Академия и Земля (Азимов) - страница 257

– Могли бы и просветить, – пробурчала Блисс.

– Они думают, что мы знаем как, – вступился Пелорат, – что каждый должен знать это.

Из-за ширмы появились четыре женщины и уселись группой перед зрителями. Каждая держала лакированный деревянный инструмент. Все инструменты были похожи, но разного размера. Один из них был очень мал, два – чуть больше, а четвертый – значительно больше трех других. Каждая женщина держала в свободной руке длинную палочку.

Зрители тихо засвистели, как только показались музыкантши. В ответ женщины поклонились. Их груди были туго подвязаны полосками прозрачной ткани, вероятно, чтобы легче было играть.

Тревайз, расценив свист как знак одобрения и предвкушения удовольствия, счел уместным добавить к хору и свой собственный свист. Фаллом тоже решила не оставаться в стороне и испустила трель, звучавшую намного громче, чем общий свист. Зрители начали оборачиваться. Блисс нежно сжала руку Фаллом, и та умолкла.

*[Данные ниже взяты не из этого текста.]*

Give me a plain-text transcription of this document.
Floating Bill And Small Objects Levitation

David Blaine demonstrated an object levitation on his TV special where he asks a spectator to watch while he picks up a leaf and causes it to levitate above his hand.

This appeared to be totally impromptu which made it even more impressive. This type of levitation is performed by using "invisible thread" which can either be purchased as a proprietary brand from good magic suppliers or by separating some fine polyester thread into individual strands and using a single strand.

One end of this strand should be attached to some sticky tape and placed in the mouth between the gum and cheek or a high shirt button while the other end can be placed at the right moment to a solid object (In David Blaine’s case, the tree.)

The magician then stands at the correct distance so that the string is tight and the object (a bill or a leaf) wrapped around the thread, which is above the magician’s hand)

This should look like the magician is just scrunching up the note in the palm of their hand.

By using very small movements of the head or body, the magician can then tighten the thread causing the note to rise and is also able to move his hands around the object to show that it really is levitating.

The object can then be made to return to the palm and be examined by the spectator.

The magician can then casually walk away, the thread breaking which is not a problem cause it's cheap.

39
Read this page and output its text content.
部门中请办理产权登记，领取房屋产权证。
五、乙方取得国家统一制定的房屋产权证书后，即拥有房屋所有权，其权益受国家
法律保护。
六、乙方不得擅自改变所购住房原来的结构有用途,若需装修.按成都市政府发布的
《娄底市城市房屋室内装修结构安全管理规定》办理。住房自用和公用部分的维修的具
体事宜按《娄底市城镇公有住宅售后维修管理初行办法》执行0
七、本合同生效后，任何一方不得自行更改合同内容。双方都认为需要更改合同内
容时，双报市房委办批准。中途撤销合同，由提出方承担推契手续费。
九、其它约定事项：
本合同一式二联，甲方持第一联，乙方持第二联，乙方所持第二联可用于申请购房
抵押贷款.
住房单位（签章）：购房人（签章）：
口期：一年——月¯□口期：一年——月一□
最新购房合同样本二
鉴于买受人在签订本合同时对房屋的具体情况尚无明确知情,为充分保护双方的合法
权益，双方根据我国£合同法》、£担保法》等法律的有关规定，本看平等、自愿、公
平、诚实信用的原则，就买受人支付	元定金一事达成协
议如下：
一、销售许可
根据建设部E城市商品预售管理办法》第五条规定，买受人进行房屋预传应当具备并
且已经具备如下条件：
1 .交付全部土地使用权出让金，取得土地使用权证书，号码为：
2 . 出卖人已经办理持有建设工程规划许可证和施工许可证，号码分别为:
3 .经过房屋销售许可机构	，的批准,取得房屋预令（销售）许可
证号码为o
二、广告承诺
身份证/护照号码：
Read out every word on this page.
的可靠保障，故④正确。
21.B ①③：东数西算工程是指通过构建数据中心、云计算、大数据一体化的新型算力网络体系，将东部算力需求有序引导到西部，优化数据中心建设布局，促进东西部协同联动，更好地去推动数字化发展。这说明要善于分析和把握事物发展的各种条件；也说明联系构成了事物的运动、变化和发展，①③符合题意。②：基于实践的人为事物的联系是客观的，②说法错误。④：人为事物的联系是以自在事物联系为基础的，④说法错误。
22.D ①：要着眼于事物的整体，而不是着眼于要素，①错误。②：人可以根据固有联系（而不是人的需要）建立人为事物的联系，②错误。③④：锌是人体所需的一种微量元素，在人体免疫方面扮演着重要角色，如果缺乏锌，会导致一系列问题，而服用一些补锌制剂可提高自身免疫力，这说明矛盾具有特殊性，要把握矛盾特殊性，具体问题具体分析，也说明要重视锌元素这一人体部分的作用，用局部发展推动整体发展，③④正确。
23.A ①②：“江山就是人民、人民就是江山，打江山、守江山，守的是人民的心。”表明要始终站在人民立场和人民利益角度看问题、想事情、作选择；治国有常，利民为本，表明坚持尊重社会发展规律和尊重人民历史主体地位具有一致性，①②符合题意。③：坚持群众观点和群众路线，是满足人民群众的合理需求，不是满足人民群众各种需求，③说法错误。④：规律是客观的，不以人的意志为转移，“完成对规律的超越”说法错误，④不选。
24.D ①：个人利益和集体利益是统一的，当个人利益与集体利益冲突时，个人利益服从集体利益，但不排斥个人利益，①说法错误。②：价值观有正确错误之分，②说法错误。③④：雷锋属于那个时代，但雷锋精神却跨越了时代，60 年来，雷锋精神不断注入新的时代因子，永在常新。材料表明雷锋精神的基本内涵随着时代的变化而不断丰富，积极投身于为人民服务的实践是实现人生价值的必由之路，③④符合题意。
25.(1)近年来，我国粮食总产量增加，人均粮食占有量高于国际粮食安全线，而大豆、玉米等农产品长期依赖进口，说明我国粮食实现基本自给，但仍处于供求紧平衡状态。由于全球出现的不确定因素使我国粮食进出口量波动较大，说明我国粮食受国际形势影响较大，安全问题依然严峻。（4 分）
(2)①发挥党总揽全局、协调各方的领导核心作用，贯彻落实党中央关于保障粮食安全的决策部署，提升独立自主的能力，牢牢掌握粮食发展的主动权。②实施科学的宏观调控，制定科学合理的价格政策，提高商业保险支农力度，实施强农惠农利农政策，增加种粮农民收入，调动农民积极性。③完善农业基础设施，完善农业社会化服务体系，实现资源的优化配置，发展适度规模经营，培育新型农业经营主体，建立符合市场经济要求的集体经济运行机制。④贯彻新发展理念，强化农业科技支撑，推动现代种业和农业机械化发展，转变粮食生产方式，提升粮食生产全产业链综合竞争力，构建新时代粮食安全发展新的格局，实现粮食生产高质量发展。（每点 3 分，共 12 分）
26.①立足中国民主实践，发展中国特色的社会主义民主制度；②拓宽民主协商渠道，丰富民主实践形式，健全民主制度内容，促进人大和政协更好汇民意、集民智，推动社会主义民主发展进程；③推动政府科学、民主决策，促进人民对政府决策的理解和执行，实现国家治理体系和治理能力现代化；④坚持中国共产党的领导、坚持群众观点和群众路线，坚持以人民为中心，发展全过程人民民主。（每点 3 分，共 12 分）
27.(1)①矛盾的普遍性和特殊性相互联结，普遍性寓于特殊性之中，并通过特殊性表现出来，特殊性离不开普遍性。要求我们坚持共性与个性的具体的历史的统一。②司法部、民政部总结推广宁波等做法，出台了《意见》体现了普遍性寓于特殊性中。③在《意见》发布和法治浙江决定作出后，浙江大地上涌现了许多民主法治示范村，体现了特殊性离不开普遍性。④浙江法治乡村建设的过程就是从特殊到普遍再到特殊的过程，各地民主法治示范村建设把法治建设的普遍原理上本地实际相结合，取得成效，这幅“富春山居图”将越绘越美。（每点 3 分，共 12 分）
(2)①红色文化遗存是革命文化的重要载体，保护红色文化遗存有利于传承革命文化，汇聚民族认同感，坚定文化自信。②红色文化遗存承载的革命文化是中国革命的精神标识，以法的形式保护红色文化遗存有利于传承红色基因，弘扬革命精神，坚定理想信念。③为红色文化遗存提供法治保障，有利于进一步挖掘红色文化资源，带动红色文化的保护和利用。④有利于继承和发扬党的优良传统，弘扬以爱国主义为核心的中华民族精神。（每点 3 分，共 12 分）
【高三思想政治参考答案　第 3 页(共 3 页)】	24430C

Три женщины подняли инструменты под подбородки, а самый большой зажала в коленях четвертая музыкантша. Длинные палочки в руках женщин заходили поперек струн, натянутых почти по всей длине инструментов, а пальцы левых рук быстро запорхали по верхним концам струн.

Это, подумал Тревайз, и был «скрип», которого он ожидал, но звучало это намного нежнее скрипа. Нежно и мелодично пели ноты; каждый инструмент вносил что-то свое, и все сливалось в нечто восхитительное.

Тут не было и в помине бесконечной сложности электронной музыки («настоящей музыки», как продолжал думать о ней Тревайз), и чувствовалось некоторое однообразие. Но прошло какое-то время, и его слух приспособился к такой странной системе подачи звука – он начал различать неуловимые оттенки. Это оказалось утомительно, и Тревайз с тоской вспомнил об электронной музыке – холодной, математически просчитанной и с обнаженностью реальности. Но ему показалось, что, если он довольно долго будет слушать такую музыку, она сможет ему в конце концов понравиться.

Концерт шел уже минут сорок пять, когда на сцену вышла Хироко. Она заметила в первом ряду Тревайза и улыбнулась ему. Он чистосердечно присоединился к одобрительно засвистевшей аудитории. Хироко выглядела прелестно в длинной, искусно сшитой юбке, с большим цветком в волосах и с обнаженной грудью, – видимо, ее игре это не было помехой.

Ее инструментом была темная деревянная трубка, примерно в две трети метра длиной и почти два сантиметра толщиной. Она поднесла ее к губам и дунула в отверстие вблизи одного из концов, взяв высокую нежную ноту, меняющуюся по высоте, когда ее пальцы бегали по металлическим клапанам вдоль трубки.